More disruption is just over the horizon if the enhanced exchange subsidies in place since 2021 disappear. If Trump and the Republican-led Congress allow those to lapse, another 4 million people would become uninsured and the remaining exchange population would be sicker and costlier to cover, according to a separate CBO analysis.

Uncertainty about Trump’s big bill and the fate of the more generous exchange tax credits forced insurers to calculate, and regulators to consider, multiple pricing scenarios, further complicating the process.

In July, insurance companies also started reporting that more enrollees than usual were signing up but not paying premiums. Financial reports from leading carriers such as Centene and Molina Healthcare also showed higher-than-expected utilization.
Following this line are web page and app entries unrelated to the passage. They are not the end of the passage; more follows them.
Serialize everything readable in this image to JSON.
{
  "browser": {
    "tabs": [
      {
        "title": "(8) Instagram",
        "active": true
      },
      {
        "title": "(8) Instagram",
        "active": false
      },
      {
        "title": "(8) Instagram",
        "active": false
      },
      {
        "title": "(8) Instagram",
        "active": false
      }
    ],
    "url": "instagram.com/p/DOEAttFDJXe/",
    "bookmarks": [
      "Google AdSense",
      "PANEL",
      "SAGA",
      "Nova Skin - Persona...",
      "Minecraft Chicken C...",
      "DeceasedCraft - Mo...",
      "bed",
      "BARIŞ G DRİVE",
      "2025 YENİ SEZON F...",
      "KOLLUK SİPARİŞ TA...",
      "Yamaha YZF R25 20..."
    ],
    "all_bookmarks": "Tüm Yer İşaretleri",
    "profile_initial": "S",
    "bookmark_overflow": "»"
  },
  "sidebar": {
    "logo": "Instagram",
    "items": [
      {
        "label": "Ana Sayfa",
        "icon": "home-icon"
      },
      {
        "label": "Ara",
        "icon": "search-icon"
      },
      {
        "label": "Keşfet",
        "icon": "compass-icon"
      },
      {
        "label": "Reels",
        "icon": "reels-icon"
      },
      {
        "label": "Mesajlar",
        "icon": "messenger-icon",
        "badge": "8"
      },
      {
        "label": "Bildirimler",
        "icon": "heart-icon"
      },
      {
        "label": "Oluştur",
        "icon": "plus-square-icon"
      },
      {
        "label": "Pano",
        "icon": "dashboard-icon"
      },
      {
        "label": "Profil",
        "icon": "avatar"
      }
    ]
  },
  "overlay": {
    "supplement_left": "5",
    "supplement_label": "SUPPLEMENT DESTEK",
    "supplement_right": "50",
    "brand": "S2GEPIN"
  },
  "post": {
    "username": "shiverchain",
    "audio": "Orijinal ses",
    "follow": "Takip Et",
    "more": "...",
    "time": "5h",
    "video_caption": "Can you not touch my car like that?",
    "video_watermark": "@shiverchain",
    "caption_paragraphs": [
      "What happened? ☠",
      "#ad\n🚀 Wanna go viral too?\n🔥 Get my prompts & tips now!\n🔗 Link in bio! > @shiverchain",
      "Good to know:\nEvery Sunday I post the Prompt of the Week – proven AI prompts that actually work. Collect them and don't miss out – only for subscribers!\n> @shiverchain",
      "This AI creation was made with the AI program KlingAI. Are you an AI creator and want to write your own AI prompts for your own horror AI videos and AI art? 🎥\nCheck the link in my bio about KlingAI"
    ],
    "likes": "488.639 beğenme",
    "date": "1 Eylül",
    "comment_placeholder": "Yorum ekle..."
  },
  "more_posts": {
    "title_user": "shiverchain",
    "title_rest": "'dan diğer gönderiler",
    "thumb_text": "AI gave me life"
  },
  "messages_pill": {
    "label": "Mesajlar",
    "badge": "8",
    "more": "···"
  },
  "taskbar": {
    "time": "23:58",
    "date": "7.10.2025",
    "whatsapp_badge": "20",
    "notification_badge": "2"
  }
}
These revelations sent insurers back to the drawing board.

Then last week, a federal court suspended elements of the exchanges final rule, forcing the Centers for Medicare and Medicaid Services to extend the exchanges filing deadline.

Skittish insurers

CVS Health subsidiary Aetna, Chorus Community Health Plans and Health Alliance have all announced plans to quit the exchanges at the end of the year.

In addition, Quartz will exit Illinois, Mountain Health Co-Op will not sell policies in Wyoming, and Elevance Health and UnitedHealth Group subsidiary UnitedHealthcare announced they will depart Colorado.

These strategic decisions about those markets are also warnings to officials in other states that rejecting premium increases could lead to more retrenchment, said Evensun Health’s Sanders.

“Consumers are going to be mad, and they’re going to be mad at everybody. The point that we’ve been making, and that will continue to make, is that we’re mad, too. I’m mad. I’m furious. But I need the federal government to step up,’” Conway said.